Although GPU memory capacity grows every year, it still cannot keep pace with the demands of modern production. Whether in film effects, animation, or scientific visualisation, complex digital environments often contain hundreds of millions of geometric elements and thousands of textures. For example, Disney’s well-known Moana test scene spans nearly 170 gigabytes of data. When such a scene exceeds GPU memory, rendering becomes severely limited or highly inefficient.

The IT4Innovations team addresses this challenge with so-called out-of-core rendering. The principle is simple: the most frequently used parts of a scene remain in the fast GPU memory, while less frequently accessed portions are offloaded to system RAM. The algorithm runs short test computations to determine which parts of the scene are frequently accessed, keeping these in GPU memory while shifting the rest to system RAM. This minimises slow data access and keeps the computation efficient.
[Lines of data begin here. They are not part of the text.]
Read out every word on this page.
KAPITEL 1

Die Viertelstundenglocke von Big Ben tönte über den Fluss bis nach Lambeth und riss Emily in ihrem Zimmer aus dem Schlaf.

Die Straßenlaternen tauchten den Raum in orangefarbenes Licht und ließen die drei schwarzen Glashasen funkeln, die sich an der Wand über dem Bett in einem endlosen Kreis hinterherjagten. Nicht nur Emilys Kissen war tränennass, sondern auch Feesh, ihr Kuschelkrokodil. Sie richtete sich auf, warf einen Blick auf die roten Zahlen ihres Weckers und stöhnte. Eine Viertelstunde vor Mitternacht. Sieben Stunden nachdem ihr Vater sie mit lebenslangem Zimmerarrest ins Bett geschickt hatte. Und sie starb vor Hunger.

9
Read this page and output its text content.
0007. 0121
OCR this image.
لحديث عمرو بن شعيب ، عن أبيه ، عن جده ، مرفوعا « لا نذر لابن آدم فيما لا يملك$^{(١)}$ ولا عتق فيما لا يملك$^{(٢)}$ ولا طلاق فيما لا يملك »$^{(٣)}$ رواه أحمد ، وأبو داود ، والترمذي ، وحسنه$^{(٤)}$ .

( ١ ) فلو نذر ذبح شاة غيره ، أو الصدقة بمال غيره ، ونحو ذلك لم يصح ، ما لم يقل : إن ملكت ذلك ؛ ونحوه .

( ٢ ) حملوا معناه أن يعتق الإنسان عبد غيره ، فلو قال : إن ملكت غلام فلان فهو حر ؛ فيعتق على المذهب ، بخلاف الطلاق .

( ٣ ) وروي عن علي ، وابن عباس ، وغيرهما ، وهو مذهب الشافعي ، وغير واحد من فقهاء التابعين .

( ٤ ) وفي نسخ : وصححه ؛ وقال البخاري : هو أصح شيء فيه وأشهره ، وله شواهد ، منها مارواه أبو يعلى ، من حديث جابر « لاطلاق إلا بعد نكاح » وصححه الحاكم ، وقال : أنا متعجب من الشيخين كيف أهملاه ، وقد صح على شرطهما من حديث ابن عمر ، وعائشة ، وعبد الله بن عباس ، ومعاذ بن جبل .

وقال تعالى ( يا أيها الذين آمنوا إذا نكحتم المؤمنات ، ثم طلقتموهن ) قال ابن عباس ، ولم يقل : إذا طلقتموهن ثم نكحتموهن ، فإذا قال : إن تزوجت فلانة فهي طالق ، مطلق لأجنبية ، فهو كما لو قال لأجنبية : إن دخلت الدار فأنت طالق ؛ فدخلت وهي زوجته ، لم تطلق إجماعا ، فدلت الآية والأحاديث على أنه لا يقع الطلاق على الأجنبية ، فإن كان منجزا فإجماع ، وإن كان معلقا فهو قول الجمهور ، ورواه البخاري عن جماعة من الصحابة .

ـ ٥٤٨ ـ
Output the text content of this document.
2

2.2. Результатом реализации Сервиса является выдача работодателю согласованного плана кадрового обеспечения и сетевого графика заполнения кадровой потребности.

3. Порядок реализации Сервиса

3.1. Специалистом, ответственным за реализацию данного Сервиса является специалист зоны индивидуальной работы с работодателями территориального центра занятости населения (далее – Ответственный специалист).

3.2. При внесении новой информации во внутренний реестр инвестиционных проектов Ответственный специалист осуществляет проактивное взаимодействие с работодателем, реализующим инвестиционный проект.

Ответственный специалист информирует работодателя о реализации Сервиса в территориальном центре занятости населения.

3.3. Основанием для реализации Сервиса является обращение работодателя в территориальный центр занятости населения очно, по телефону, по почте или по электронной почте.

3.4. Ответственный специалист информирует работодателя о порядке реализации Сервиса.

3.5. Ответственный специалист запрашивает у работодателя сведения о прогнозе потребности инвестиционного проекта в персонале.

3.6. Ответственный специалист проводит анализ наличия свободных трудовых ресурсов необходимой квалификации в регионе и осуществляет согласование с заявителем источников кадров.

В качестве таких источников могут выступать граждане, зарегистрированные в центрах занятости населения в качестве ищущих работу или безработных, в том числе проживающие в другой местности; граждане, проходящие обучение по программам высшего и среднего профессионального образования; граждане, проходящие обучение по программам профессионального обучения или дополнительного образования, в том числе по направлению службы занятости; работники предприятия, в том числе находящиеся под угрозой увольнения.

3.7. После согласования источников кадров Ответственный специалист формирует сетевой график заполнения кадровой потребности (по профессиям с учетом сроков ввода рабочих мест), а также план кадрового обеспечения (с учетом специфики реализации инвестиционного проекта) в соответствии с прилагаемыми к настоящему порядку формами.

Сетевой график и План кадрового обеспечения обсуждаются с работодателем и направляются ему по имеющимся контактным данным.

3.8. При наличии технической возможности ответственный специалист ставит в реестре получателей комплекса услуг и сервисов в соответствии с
Our goal was to develop a system that allows GPUs to handle scenes far larger than their own memory,” says Milan Jaroš of IT4Innovations. “Results show that even smaller systems with just a few GPUs can now process massive scenes that previously required much larger computing setups.

The method leverages NVIDIA Unified Memory, providing a unified address space across both the CPU and all GPUs. Combined with statistical analysis of data access patterns, the algorithm dynamically decides where each part of the scene should be offloaded, minimising costly data transfers across the system. The approach is compatible with high-speed interconnects between GPUs, such as NVLink, enabling efficient data transfer between processing units.

The researchers have also developed a strategy for rendering animations. The system can combine data access statistics from various camera positions, optimising memory use across an entire sequence of frames. This eliminates the need for costly per-frame analyses.

The efficiency of the new method has been tested on several computing systems, including the Karolina and Barbora supercomputers and the NVIDIA DGX-2 system at IT4Innovations. Trials with extremely demanding scenes exceeding 100 gigabytes demonstrated that the approach works across different hardware architectures, efficiently utilising both modern high-speed GPU interconnects and standard communication buses.

Importantly, the solution does not require any major changes to the rendering engine. It can be integrated into popular open-source software such as Blender Cycles, opening new possibilities not only for large production studios but also for smaller creators, research teams, and scientific institutions working with very large 3D datasets.

This new approach, published in the Future Generation Computer Systems journal, demonstrates that even smaller multi-GPU systems can handle massive scenes effectively. Intelligent data management between GPU memory and system RAM represents a significant step towards making high-quality rendering more accessible across a wide range of applications – from film production to scientific visualisation.